Investigations into corruption within the department began in 2001 with the arrival of Police Chief Tommy Moffett, who said today he had heard many complaints about the department when he came to Vicksburg from Biloxi, where he had previously served as chief.

“I know the arrest and the long sentence Williams faces is painful for his family, friends and people of this police department,” Moffett said. “But we’re in the business of stopping crime. There’s no way I can say anything good about someone who would take advantage of the public’s trust and let 15 kilos of cocaine come into the community.”

Assistant U.S. Attorney Sandra Moses, who prosecuted the case, said Williams was paid a total of $3,000 in the two undercover bribes.

Williams was indicted by a federal grand jury March 6, 2007, and six days later he was arrested in Hawaii, where he was serving as a U.S. Army military police officer in Oahu.

During his testimony Tuesday, Williams said he resigned from the police department in 2004, after nearly 10 years of service, due to feeling guilt for committing the criminal actions. He decided to rejoin the military, where he had served from 1989 to 1991.
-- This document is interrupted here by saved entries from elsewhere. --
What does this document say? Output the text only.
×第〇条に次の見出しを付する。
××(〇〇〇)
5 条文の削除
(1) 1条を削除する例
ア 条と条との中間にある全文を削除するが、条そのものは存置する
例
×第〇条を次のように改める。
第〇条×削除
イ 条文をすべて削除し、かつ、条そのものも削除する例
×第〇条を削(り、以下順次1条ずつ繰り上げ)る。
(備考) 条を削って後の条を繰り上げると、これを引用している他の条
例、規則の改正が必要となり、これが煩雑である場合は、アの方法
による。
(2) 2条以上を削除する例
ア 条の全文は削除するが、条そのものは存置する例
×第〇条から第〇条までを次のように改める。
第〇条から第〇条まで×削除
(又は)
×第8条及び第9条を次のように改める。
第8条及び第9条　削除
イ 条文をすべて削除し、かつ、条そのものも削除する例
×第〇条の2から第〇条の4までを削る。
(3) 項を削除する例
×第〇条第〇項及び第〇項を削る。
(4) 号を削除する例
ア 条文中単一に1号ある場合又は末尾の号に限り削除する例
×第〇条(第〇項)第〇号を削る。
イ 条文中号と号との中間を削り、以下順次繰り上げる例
“It was an act of self-redemption,” Williams said. “I wanted to do something positive. I wasn’t going there to hide.”Williams was a part of the 58th Military Police Brigade. According to his attorney, Samford Knot, Williams was scored by his superiors as among the very best in his brigade of about 5,000 people. Knot told Bramlette Tuesday that Williams had self-rehabilitated in the five years since the offenses, and that Williams should be placed on probation to return with his military unit, which is currently serving in Iraq.

But Moses insisted that Williams could not be let off that easy.

“You allowed 15 kilograms of cocaine to come into Vicksburg, where you were sworn to serve and protect, for money,” Moses said.

Family members left the courtroom in tears after the sentence was announced. Williams has a wife and three children.